La disposizione delle porte dei templa e la realizzazione di un vallum con una simile geometria, ritmo certamente non imposto dalla natura del terreno, dovette assumere in questa nuova fondazione augustea un significato “speciale” che andava oltre alla necessità di creare un vero organismo difensivo. E’ probabile che la Forma Urbis dell’Augusta Bagiennorum potesse celebrare Augusto fissando nel gusto e nei costumi locali un’impronta sempre più decisamente romana, accentuando la politica riformatrice imperiale sia nel campo religioso che calendariale.
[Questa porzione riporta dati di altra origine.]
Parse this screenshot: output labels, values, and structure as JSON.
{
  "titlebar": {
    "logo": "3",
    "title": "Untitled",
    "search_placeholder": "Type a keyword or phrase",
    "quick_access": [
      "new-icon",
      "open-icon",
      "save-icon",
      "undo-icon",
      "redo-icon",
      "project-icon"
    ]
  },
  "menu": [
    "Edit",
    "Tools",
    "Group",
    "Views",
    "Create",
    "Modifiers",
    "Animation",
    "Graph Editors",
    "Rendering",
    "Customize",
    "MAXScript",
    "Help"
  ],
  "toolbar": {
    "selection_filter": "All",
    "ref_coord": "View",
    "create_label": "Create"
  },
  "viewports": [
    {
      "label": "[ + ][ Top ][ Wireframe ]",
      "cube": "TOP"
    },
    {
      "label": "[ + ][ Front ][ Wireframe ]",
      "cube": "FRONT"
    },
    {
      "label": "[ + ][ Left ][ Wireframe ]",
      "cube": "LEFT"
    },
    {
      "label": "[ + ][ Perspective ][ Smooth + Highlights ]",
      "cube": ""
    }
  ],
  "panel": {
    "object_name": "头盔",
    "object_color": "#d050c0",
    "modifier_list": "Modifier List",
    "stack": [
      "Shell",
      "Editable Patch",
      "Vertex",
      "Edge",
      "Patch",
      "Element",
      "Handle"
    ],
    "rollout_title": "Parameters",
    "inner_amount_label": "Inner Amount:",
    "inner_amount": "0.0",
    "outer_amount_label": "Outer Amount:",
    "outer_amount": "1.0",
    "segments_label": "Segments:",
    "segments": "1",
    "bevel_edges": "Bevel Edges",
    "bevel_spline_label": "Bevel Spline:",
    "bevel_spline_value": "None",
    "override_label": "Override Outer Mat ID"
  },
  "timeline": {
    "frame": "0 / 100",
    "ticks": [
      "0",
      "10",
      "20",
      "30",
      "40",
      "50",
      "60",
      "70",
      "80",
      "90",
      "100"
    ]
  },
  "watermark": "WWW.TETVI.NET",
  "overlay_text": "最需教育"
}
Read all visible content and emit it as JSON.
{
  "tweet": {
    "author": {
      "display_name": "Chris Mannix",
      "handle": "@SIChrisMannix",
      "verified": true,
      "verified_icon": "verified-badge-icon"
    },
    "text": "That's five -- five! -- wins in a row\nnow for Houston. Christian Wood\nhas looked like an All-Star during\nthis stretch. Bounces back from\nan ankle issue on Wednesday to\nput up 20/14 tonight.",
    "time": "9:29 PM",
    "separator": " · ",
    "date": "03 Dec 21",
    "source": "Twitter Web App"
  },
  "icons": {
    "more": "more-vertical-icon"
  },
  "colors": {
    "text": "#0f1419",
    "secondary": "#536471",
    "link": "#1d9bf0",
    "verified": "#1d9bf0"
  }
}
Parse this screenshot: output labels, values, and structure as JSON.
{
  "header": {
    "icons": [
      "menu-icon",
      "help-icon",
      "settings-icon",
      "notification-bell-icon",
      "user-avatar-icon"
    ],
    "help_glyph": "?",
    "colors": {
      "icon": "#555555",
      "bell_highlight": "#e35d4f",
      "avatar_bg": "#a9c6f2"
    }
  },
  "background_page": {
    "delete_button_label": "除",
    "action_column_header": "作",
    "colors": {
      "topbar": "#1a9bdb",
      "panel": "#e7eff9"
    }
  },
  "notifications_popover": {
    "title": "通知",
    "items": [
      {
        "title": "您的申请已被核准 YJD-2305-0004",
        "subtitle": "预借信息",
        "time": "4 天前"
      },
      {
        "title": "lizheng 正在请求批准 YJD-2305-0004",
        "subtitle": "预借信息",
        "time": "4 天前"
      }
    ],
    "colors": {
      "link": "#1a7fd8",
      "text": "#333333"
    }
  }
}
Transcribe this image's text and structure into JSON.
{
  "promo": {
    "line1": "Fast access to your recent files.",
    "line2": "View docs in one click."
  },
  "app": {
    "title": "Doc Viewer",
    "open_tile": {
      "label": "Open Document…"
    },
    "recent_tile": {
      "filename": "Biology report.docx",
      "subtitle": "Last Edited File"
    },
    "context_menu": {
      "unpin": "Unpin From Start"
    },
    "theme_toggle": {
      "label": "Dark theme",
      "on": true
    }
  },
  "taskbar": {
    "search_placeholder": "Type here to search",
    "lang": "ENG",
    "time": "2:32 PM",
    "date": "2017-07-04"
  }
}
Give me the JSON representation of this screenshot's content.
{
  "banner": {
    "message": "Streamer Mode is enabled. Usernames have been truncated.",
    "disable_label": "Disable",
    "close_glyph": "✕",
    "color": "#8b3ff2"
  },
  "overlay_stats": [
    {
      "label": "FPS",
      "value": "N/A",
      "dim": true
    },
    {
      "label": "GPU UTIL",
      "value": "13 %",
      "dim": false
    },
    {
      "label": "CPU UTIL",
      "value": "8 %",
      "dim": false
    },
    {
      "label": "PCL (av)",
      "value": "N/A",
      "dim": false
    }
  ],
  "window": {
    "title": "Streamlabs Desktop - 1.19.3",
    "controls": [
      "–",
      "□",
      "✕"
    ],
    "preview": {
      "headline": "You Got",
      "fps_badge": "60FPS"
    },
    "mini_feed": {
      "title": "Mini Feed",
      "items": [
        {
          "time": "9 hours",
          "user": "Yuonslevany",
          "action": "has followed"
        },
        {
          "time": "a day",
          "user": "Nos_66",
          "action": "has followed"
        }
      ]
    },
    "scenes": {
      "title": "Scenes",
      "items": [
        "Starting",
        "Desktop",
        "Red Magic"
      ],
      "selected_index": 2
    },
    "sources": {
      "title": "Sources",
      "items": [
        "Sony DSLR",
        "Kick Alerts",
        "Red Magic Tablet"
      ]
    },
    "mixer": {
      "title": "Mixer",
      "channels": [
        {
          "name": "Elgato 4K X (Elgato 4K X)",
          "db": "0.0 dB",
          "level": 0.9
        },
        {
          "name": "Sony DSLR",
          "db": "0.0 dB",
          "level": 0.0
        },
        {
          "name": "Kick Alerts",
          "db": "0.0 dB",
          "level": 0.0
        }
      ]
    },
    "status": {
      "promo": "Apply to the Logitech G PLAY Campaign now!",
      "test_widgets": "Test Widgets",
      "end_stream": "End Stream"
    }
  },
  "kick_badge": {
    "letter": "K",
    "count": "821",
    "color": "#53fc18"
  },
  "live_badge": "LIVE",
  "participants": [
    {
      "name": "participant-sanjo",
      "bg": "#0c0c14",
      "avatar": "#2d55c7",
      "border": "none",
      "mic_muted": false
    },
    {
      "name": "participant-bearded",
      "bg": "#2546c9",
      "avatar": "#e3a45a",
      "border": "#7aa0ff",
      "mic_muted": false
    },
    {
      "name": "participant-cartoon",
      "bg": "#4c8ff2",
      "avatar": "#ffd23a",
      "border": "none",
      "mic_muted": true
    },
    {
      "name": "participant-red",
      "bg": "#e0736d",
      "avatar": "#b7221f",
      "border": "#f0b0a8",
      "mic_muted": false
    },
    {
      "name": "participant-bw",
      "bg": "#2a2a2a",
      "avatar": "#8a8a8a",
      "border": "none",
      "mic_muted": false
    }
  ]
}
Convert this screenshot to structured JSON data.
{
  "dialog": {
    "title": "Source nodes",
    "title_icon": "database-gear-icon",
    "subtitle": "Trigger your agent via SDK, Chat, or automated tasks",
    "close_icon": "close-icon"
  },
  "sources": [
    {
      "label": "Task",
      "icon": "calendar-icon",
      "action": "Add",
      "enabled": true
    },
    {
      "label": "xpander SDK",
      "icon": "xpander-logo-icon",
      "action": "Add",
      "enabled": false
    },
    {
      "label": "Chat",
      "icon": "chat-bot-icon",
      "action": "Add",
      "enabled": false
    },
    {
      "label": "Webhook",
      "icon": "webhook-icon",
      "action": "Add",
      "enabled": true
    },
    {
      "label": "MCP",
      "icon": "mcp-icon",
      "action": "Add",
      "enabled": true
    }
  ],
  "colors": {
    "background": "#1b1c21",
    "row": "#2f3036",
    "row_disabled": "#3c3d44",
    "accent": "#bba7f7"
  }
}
Suggestiva è l’ipotesi che vedrebbe nella Forma Urbis dell’antica Augusta dei Bagienni una sorta di meridiana orizzontale deputata all’individuazione di una particolare data dell’anno.
Nulla esclude che Augusto abbia voluto che i suoi architecti impostassero questa città seguendo alcuni particolari criteri astronomici che al tempo venivano ritenuti importanti. A tal riguardo basti ricordare la meridiana di Augusto creata nel Campo Marzio verso il 10 a.C. Questo complesso orologio solare, oltre a determinare il tempo ufficiale di Roma– il primo meridiano – e delle sue province, era stato realizzato in modo che nelle sere degli equinozi l’ombra dell’obelisco, che fungeva da gnomone, cadesse sull’Ara Pacis (37). Ma non solo in Roma venivano impostate strutture sull’asse meridiano in onore di Augusto; a Segusium (Susa) l’arco a lui dedicato risulta esattamente orientato da Sud a Nord, orientazione che secondo il Fogliato è stata verosimilmente voluta (38).
A tali annotazioni mi pare utile aggiungere che nell’8 a.C. il divino Augusto, attraverso una modifica di ordine superstizioso, oltre a riaffermare l’avvenuto passaggio dal calendario Luni-Solare a quello Solare (Giuliano) (39), forse ha voluto lasciare in sculptis ciò che Cesare lasciò in scriptis.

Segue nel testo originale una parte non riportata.